Sebelum al-Jurjani, makna dipersepsikan sebagai anak yang lahir dari kata, dengan bahasa yang berbeda, makna yang mengikuti kata, bukan kata yang mengikuti makna. al-Jurjani berusaha medekonstruksi pemahaman ini. Kesalahan persepsi ini bagi al-Jurjani berakar dari kesalahan sudut pandang dalam melihat kata. Jika dilihat dari sisi pendengar, maka yang tampak adalah makna mengikuti kata. Namun jika dilihat dari sisi penutur, kata lah yang mengikuti makna.
Bagi al-Jurjani, kata seharusnya tidak dilihat dari sisi pendengar, melainkan ia harus dilihat dari sisi penutur, sehingga proses terciptanya kata dimulai dari kehendak dan makna yang berada di dalam diri si penutur. Maka dalam pandangan al-Jurjani, relasi yang benar adalah kata mengikuti makna, dan makna mengikuti kehendak si penutur. Karenanya, dalam kajian ilmu balaghah, interpretasi teks atau kata harus sesuai dengan makna yang dikehendaki si penutur. Kehendak si penutur harus selalu hadir di dalam setiap interpretasi kita terhadap teks atau kata.

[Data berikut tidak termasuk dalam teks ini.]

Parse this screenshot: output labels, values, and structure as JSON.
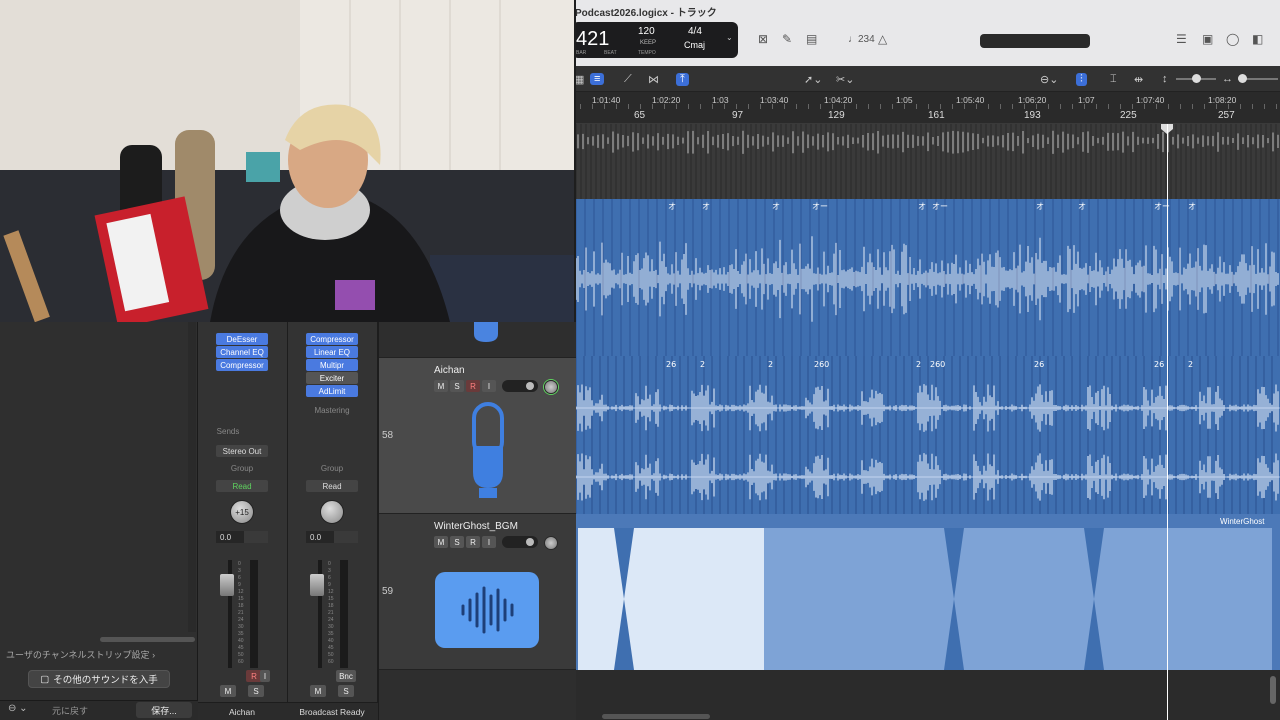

Karenanya juga, Siyaq atau konteks menjadi sangat penting dipahami untuk memahami dan menemukan maksud dan kehendak si penutur, karena konteks lah yang mendorong si penutur untuk mengungkapkan makna dalam bentuk kata, sehingga kebenaran interpretasi, pemahaman dan pembacaan teks diukur dengan seberapa sesuai ia dengan maksud dan kehendak si penutur. Semakin dekat atau sesuai interpretasi itu dengan kehendak si penutur, semakin dekat pula ia kepada kebenaran. Sebaliknya, semakin interpretasi itu menjauhi kehendak si penutur, semakin jauh pula ia dari kebenaran.
Namun, apakah tidak ada celah dalam konsep yang dibangun al-Jurjani ini? Apakah selamanya petunjuk kata itu harus mengikuti dan sesuai dengan kehendak si penutur? Apakah setiap pemaknaan kita terhadap teks atau kata harus selalu mempertimbangkan maksud dan kehendak si penutur?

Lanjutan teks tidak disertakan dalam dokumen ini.